En matière de partage de la valeur dans les entreprises, un dispositif expérimental a été lancé pour les structures de 11 à 49 salariés. Depuis janvier 2025 et pour cinq années, ces entreprises dont les bénéfices dépasseront 1% du chiffre d’affaires seront tenues de redistribuer une partie de leurs profits via différents mécanismes, comme la participation ou l’intéressement. La fiscalité associée à cette prime de partage de la valeur a également été reforgée, avec des exonérations ou réductions d’impôt selon la rémunération et la taille de l’entreprise. La loi sur l’apprentissage a aussi évolué : des aides financières spécifiques ont été introduites pour les embauches en contrats d’apprentissage, variant selon la date de signature et la taille de l’entreprise.

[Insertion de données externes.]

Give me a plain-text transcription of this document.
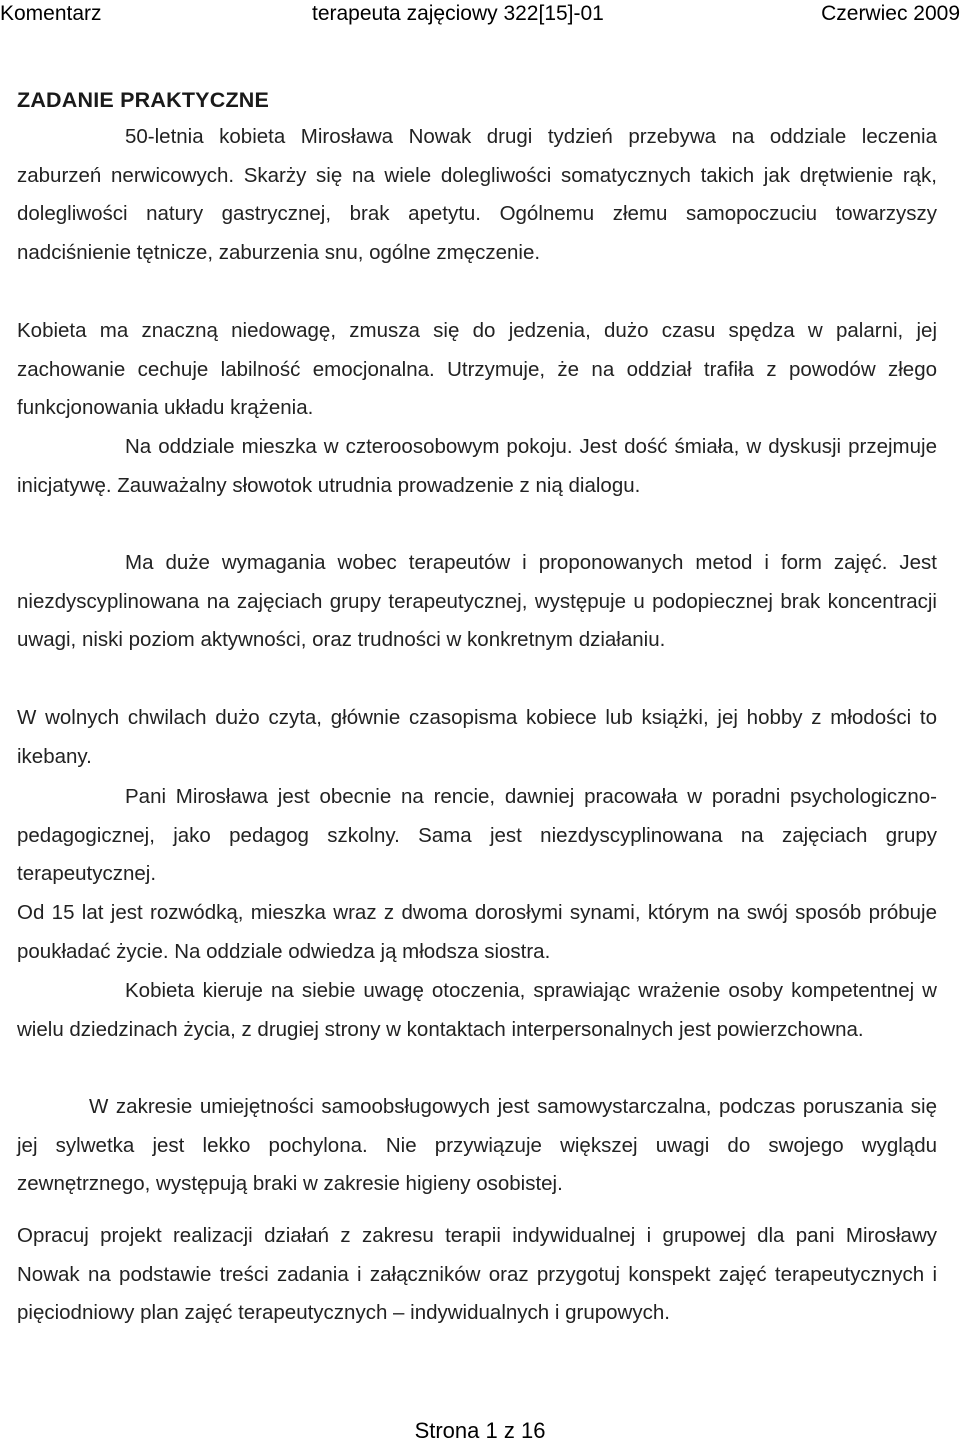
Komentarz	terapeuta zajęciowy 322[15]-01	Czerwiec 2009
ZADANIE PRAKTYCZNE

50-letnia kobieta Mirosława Nowak drugi tydzień przebywa na oddziale leczenia zaburzeń nerwicowych. Skarży się na wiele dolegliwości somatycznych takich jak drętwienie rąk, dolegliwości natury gastrycznej, brak apetytu. Ogólnemu złemu samopoczuciu towarzyszy nadciśnienie tętnicze, zaburzenia snu, ogólne zmęczenie.

Kobieta ma znaczną niedowagę, zmusza się do jedzenia, dużo czasu spędza w palarni, jej zachowanie cechuje labilność emocjonalna. Utrzymuje, że na oddział trafiła z powodów złego funkcjonowania układu krążenia.

Na oddziale mieszka w czteroosobowym pokoju. Jest dość śmiała, w dyskusji przejmuje inicjatywę. Zauważalny słowotok utrudnia prowadzenie z nią dialogu.

Ma duże wymagania wobec terapeutów i proponowanych metod i form zajęć. Jest niezdyscyplinowana na zajęciach grupy terapeutycznej, występuje u podopiecznej brak koncentracji uwagi, niski poziom aktywności, oraz trudności w konkretnym działaniu.

W wolnych chwilach dużo czyta, głównie czasopisma kobiece lub książki, jej hobby z młodości to ikebany.

Pani Mirosława jest obecnie na rencie, dawniej pracowała w poradni psychologiczno-pedagogicznej, jako pedagog szkolny. Sama jest niezdyscyplinowana na zajęciach grupy terapeutycznej.

Od 15 lat jest rozwódką, mieszka wraz z dwoma dorosłymi synami, którym na swój sposób próbuje poukładać życie. Na oddziale odwiedza ją młodsza siostra.

Kobieta kieruje na siebie uwagę otoczenia, sprawiając wrażenie osoby kompetentnej w wielu dziedzinach życia, z drugiej strony w kontaktach interpersonalnych jest powierzchowna.

W zakresie umiejętności samoobsługowych jest samowystarczalna, podczas poruszania się jej sylwetka jest lekko pochylona. Nie przywiązuje większej uwagi do swojego wyglądu zewnętrznego, występują braki w zakresie higieny osobistej.

Opracuj projekt realizacji działań z zakresu terapii indywidualnej i grupowej dla pani Mirosławy Nowak na podstawie treści zadania i załączników oraz przygotuj konspekt zajęć terapeutycznych i pięciodniowy plan zajęć terapeutycznych – indywidualnych i grupowych.

Strona 1 z 16
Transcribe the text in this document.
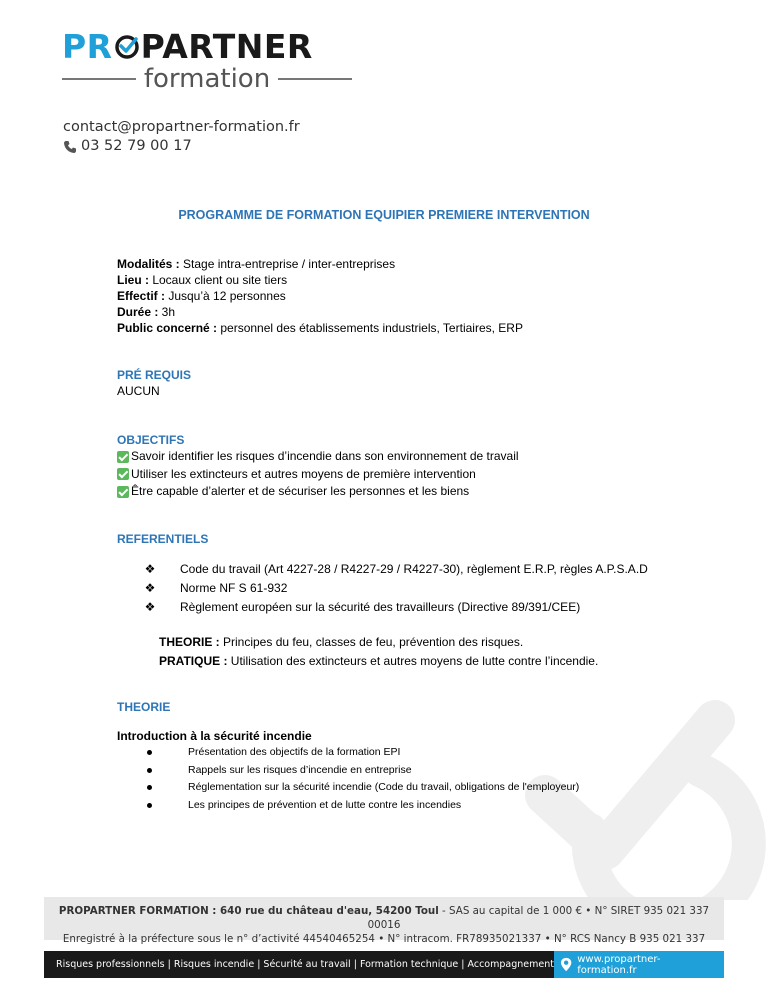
PR PARTNER
formation
contact@propartner-formation.fr
03 52 79 00 17
PROGRAMME DE FORMATION EQUIPIER PREMIERE INTERVENTION
Modalités : Stage intra-entreprise / inter-entreprises
Lieu : Locaux client ou site tiers
Effectif : Jusqu’à 12 personnes
Durée : 3h
Public concerné : personnel des établissements industriels, Tertiaires, ERP
PRÉ REQUIS
AUCUN
OBJECTIFS
Savoir identifier les risques d’incendie dans son environnement de travail
Utiliser les extincteurs et autres moyens de première intervention
Être capable d’alerter et de sécuriser les personnes et les biens
REFERENTIELS
❖	Code du travail (Art 4227-28 / R4227-29 / R4227-30), règlement E.R.P, règles A.P.S.A.D
❖	Norme NF S 61-932
❖	Règlement européen sur la sécurité des travailleurs (Directive 89/391/CEE)
THEORIE : Principes du feu, classes de feu, prévention des risques.
PRATIQUE : Utilisation des extincteurs et autres moyens de lutte contre l’incendie.
THEORIE
Introduction à la sécurité incendie
Présentation des objectifs de la formation EPI
Rappels sur les risques d’incendie en entreprise
Réglementation sur la sécurité incendie (Code du travail, obligations de l'employeur)
Les principes de prévention et de lutte contre les incendies
PROPARTNER FORMATION : 640 rue du château d'eau, 54200 Toul - SAS au capital de 1 000 € • N° SIRET 935 021 337 00016
Enregistré à la préfecture sous le n° d’activité 44540465254 • N° intracom. FR78935021337 • N° RCS Nancy B 935 021 337
Risques professionnels | Risques incendie | Sécurité au travail | Formation technique | Accompagnement www.propartner-formation.fr
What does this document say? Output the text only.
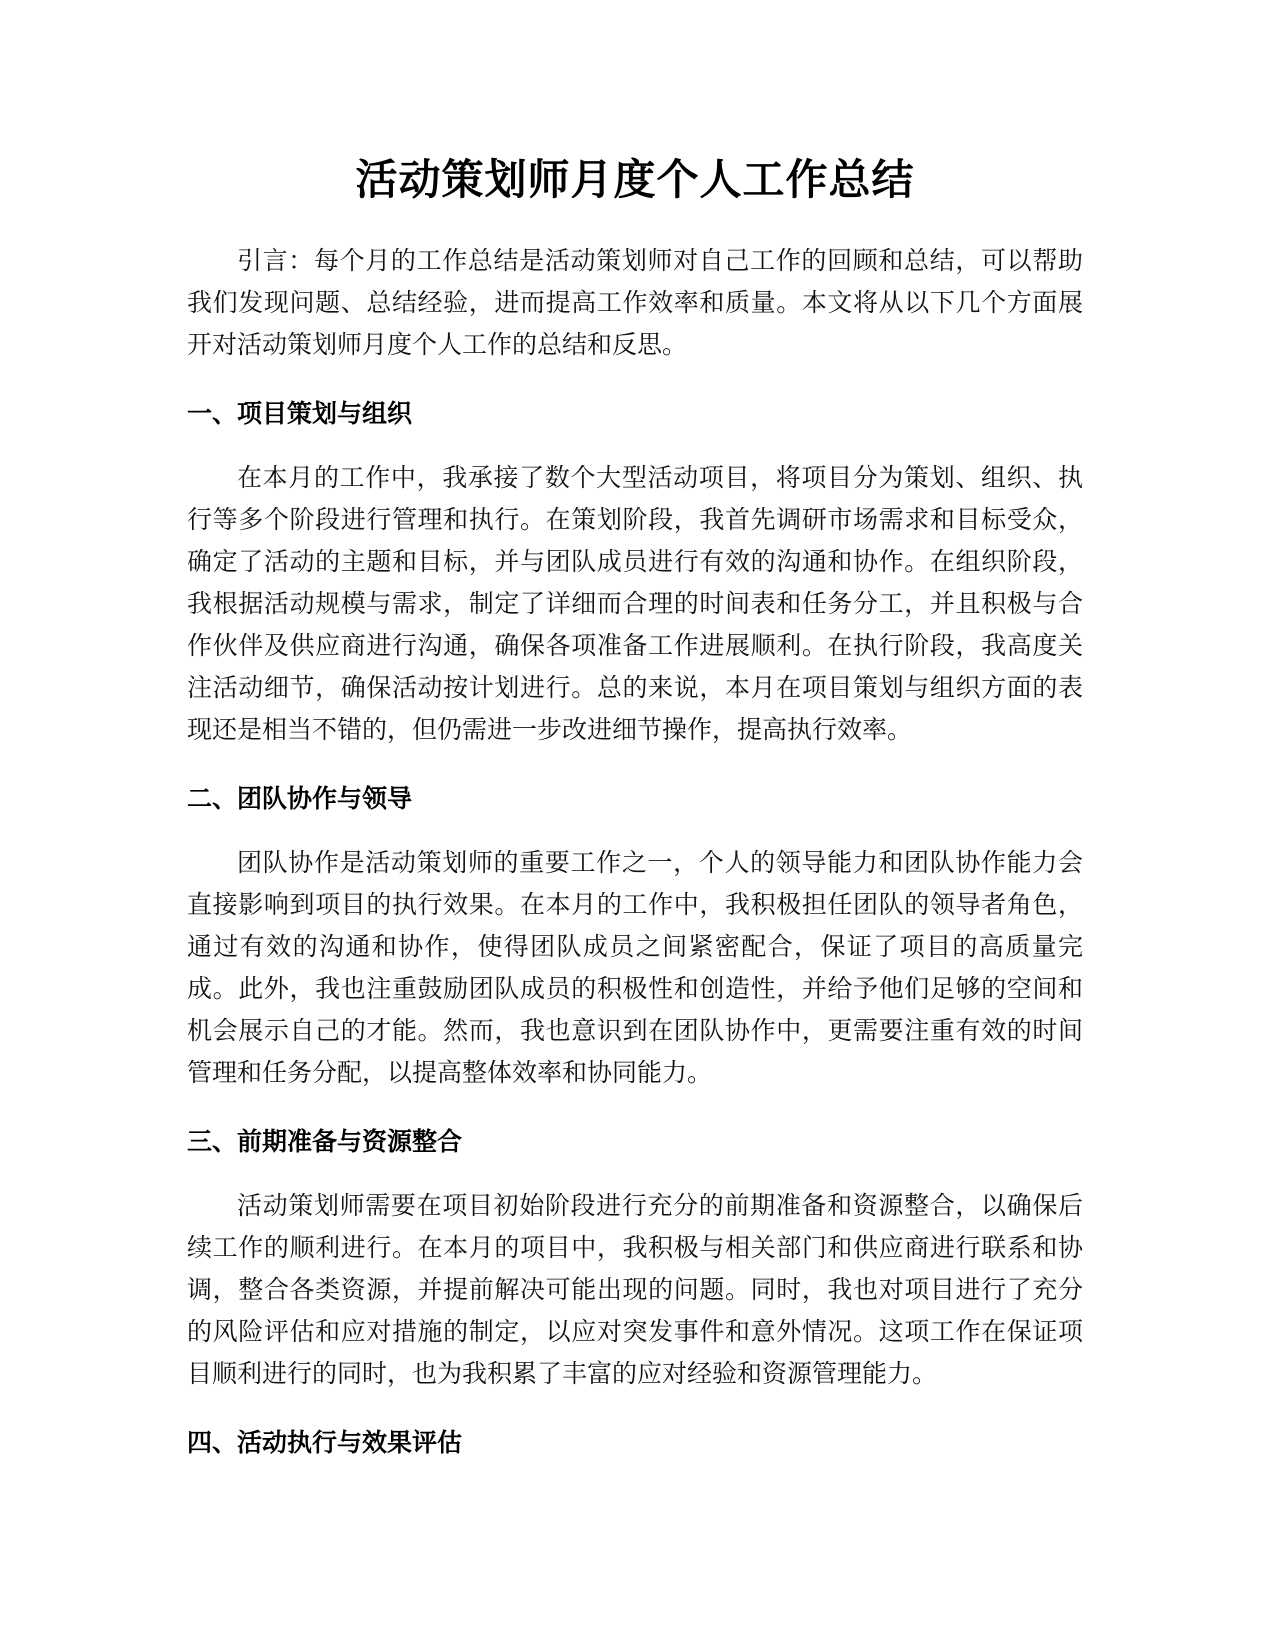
活动策划师月度个人工作总结

引言：每个月的工作总结是活动策划师对自己工作的回顾和总结，可以帮助我们发现问题、总结经验，进而提高工作效率和质量。本文将从以下几个方面展开对活动策划师月度个人工作的总结和反思。

一、项目策划与组织

在本月的工作中，我承接了数个大型活动项目，将项目分为策划、组织、执行等多个阶段进行管理和执行。在策划阶段，我首先调研市场需求和目标受众，确定了活动的主题和目标，并与团队成员进行有效的沟通和协作。在组织阶段，我根据活动规模与需求，制定了详细而合理的时间表和任务分工，并且积极与合作伙伴及供应商进行沟通，确保各项准备工作进展顺利。在执行阶段，我高度关注活动细节，确保活动按计划进行。总的来说，本月在项目策划与组织方面的表现还是相当不错的，但仍需进一步改进细节操作，提高执行效率。

二、团队协作与领导

团队协作是活动策划师的重要工作之一，个人的领导能力和团队协作能力会直接影响到项目的执行效果。在本月的工作中，我积极担任团队的领导者角色，通过有效的沟通和协作，使得团队成员之间紧密配合，保证了项目的高质量完成。此外，我也注重鼓励团队成员的积极性和创造性，并给予他们足够的空间和机会展示自己的才能。然而，我也意识到在团队协作中，更需要注重有效的时间管理和任务分配，以提高整体效率和协同能力。

三、前期准备与资源整合

活动策划师需要在项目初始阶段进行充分的前期准备和资源整合，以确保后续工作的顺利进行。在本月的项目中，我积极与相关部门和供应商进行联系和协调，整合各类资源，并提前解决可能出现的问题。同时，我也对项目进行了充分的风险评估和应对措施的制定，以应对突发事件和意外情况。这项工作在保证项目顺利进行的同时，也为我积累了丰富的应对经验和资源管理能力。

四、活动执行与效果评估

Enfin, plusieurs lois et mesures emblématiques ont marqué cette année 2025. La suspension temporaire de la réforme des retraites jusqu’en 2028, la mise en place d’un dispositif pour promouvoir l’emploi des seniors avec le CDI senior, ou encore la création d’un délit d’homicide routier spécifique aux comportements dangereux, illustrent l’ambition du gouvernement en matière de sécurité et de gestion des ressources humaines. La lutte contre la fraude sociale, avec l’extension des contrôles et la mise en place d’une liste noire pour les employeurs délinquants, confirme la volonté de renforcer la conformité des entreprises. Cependant, le rejet du budget 2026 par l’Assemblée nationale le 8 septembre dernier a conduit à une suspension de plusieurs projets clés, soulignant la complexité du contexte politique actuel.